Any one ever use ground mustard in there sausage

Discussion in 'Sausage' started by street guy, Mar 20, 2010.

  1. street guy

    street guy Newbie

    Has any one evere used ground mustard in their sausage, kielbasa, or summer sausage? What kinda flavor dose everone think it might add? Beside the obvious taste of mustard.
     
  2. badfrog

    badfrog Smoking Fanatic SMF Premier Member

    Hmmm.... I like the idea. I have a qt jar of whole mustard seed I might have to experiment with.
    You just have to be careful with fresh ground mustard...a lot of it in one place can have a bitterness to it.
    It might be good in added to a rub for pork butts too...
     
  3. travcoman45

    travcoman45 Master of the Pit OTBS Member

    Leaves a little bit a tang not like fermented, but more like well not real bitter, more like well heck mustard. Go easy on how much ya use, it be a personal taste thing. I use it in my summer sausage some.
     
  4. point blank

    point blank Fire Starter

    Like to add a little extra mustard seed into my summer sausage for extra tang
     
  5. So far I've only used it in making hot dogs and slim jims/ snack sticks..
     
  6. hog warden

    hog warden Smoking Fanatic

    In my mind, ground and whole mustard does not taste like the yellow stuff in the plastic bottle. Maybe if you added vinegar and salt?
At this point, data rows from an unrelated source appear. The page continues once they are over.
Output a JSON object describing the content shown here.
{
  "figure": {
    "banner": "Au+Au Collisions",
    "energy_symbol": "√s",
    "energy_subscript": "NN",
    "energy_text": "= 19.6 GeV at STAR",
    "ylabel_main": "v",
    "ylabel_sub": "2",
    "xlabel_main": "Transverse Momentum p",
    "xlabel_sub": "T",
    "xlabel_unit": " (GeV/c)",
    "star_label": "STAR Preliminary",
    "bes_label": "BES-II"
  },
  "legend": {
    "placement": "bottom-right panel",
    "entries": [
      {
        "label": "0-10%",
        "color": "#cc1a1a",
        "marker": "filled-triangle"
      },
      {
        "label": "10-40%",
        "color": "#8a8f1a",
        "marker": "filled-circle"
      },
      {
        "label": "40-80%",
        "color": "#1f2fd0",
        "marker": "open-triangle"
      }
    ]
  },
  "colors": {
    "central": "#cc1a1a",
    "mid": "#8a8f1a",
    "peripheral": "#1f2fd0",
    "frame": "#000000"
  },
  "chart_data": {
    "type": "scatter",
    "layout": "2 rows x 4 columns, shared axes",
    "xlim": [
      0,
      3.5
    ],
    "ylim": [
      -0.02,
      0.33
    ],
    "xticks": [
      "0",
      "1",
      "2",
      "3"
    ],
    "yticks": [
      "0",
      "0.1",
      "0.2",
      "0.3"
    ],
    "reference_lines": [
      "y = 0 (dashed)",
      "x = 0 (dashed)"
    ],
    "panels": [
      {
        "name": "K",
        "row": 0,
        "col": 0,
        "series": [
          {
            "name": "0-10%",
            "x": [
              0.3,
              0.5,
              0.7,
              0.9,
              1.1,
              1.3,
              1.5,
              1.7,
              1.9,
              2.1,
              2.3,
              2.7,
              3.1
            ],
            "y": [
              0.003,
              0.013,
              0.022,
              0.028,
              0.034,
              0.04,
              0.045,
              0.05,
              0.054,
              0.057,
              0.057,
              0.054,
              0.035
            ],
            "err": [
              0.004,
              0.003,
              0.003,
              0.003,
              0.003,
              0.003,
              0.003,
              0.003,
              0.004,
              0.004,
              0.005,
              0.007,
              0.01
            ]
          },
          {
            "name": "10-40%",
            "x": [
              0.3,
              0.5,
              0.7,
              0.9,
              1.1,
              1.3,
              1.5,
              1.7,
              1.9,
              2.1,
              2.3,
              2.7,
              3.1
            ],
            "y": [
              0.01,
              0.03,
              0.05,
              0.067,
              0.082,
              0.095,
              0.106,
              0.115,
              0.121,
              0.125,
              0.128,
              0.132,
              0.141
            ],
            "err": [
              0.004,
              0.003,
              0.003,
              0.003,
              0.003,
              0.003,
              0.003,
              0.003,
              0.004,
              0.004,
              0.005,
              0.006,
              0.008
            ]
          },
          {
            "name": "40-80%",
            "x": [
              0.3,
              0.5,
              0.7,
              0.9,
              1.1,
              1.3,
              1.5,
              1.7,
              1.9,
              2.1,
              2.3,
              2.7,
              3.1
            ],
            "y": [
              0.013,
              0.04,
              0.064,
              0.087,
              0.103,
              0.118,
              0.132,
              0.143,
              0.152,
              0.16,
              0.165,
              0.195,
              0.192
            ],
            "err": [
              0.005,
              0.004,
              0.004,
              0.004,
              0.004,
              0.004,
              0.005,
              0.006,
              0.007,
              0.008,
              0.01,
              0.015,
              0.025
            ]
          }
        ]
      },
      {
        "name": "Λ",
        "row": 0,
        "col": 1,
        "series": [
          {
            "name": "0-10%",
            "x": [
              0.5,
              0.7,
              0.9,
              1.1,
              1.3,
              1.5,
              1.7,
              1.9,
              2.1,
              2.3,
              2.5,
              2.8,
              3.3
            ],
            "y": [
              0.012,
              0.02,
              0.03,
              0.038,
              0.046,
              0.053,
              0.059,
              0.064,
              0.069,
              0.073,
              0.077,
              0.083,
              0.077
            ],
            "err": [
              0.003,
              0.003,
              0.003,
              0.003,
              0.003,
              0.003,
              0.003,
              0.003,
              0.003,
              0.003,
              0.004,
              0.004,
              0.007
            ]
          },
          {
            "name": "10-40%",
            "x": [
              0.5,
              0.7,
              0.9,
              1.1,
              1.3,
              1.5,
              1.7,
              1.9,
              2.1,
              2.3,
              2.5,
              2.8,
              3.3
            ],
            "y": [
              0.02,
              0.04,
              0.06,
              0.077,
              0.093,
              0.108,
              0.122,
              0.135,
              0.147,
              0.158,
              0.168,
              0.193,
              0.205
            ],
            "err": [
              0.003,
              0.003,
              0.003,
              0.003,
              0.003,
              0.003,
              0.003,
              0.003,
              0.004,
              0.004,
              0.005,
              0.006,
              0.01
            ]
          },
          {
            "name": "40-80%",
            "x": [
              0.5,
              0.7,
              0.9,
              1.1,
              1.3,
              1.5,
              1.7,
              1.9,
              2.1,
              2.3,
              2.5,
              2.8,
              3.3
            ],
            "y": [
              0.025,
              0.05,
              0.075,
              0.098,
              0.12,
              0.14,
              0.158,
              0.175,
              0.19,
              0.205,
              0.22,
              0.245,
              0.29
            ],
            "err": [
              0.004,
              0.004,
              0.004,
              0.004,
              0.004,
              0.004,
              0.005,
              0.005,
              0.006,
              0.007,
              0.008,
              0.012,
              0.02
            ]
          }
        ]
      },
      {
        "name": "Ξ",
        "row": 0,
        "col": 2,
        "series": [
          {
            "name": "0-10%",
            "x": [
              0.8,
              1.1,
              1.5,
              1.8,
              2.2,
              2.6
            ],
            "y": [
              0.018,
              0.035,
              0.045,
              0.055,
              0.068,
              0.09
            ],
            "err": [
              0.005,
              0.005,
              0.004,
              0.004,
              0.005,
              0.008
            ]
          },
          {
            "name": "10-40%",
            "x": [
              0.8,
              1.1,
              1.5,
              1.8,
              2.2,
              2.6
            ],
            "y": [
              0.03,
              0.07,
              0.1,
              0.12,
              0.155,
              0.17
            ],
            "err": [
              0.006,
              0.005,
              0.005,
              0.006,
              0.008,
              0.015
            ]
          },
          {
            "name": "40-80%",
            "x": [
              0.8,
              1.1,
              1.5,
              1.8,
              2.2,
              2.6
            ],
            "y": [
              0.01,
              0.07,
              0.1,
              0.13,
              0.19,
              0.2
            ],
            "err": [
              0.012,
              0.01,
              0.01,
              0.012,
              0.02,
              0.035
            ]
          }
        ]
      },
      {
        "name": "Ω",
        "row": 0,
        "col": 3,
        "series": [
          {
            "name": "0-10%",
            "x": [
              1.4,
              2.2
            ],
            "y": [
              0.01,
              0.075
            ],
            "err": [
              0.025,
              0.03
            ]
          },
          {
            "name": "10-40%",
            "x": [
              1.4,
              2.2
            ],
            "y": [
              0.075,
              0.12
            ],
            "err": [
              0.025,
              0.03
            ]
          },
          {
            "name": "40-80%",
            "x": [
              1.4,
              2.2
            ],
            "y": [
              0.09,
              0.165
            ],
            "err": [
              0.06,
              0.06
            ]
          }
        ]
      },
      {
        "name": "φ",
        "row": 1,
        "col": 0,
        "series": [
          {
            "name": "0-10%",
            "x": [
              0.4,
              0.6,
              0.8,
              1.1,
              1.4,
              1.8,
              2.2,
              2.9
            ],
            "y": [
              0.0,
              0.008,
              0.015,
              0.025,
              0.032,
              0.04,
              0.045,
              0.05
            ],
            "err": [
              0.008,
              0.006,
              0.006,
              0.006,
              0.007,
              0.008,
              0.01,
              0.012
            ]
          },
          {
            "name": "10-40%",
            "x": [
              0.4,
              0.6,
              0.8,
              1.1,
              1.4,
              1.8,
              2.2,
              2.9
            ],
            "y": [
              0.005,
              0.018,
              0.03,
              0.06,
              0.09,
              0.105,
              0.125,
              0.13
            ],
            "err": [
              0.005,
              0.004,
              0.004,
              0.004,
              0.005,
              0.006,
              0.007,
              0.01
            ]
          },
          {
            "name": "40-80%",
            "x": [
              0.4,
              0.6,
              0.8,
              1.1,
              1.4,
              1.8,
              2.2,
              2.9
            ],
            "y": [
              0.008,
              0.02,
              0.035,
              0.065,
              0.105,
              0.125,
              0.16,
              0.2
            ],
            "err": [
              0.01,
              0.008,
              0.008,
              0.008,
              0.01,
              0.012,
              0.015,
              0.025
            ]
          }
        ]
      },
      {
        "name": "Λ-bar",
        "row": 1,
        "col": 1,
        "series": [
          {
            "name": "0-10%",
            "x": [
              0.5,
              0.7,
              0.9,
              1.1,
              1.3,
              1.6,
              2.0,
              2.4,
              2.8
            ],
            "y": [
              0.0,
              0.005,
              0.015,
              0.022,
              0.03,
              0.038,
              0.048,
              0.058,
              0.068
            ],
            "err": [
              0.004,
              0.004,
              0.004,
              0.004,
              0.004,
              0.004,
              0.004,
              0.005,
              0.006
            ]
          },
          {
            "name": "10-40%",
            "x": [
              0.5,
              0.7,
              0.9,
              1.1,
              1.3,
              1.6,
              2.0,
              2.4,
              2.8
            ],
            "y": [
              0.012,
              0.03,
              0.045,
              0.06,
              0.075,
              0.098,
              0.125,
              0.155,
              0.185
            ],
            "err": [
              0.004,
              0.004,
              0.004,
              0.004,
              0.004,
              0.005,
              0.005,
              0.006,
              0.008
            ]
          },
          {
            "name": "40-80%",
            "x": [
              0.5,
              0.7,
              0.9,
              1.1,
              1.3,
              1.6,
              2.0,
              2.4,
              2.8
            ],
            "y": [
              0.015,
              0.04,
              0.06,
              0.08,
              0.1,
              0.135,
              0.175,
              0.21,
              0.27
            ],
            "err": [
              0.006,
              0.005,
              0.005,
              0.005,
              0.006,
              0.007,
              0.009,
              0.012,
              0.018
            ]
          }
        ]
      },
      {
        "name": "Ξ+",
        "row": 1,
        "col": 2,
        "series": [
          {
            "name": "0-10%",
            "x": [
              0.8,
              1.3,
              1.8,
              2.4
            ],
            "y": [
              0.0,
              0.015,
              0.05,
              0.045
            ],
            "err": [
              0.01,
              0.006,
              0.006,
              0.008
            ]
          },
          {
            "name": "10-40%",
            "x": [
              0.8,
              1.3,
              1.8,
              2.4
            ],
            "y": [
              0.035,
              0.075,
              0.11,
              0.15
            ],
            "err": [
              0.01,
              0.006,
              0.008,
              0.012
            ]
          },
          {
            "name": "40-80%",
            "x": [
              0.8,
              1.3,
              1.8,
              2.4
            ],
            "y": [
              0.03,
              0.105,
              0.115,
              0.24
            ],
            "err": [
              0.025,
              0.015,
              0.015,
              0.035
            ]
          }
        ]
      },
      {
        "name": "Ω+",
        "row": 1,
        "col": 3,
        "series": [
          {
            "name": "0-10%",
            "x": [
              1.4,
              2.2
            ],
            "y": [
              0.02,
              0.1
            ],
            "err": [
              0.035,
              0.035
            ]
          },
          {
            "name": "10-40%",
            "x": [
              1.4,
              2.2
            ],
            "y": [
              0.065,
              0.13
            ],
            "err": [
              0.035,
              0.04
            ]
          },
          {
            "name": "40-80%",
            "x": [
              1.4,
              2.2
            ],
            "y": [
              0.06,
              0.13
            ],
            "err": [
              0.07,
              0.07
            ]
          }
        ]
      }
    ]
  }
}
    I add some of both to summer sausage. Wet your finger, touch it to the pure spice and taste it. Which is a good idea for all spices. Taste them pure. That way you get a sense for what it tastes like and can notice it.....even mixed in with the other stuff.
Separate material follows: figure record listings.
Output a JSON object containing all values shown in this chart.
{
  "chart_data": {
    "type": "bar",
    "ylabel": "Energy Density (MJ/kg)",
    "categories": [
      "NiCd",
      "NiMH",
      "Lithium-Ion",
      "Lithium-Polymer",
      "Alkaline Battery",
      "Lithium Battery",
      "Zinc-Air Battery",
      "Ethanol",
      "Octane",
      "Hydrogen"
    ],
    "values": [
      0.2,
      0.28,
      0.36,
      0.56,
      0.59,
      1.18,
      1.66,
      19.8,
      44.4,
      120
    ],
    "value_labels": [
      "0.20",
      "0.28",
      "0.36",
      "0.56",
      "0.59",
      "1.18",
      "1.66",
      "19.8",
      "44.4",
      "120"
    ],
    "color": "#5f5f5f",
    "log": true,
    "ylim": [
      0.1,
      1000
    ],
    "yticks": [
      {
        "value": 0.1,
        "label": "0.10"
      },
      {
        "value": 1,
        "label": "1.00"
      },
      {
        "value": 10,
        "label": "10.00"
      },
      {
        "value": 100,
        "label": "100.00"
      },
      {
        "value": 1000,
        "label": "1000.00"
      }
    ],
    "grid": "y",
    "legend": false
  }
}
    In Rytek's book, he mentions that once you get a sense for what individual spices taste like, you can almost tell how much of what is in a sausage, just by tasting it (the sausage).
     
  7. buttsmoker

    buttsmoker Fire Starter

    Mo
    I use a little in my pork rubs, adds a nice little kick. go easy on it.
     
  8. rstr hunter

    rstr hunter Smoking Fanatic

    We use whole mustard in our summer sausage and our bratwurst. And they turn out great.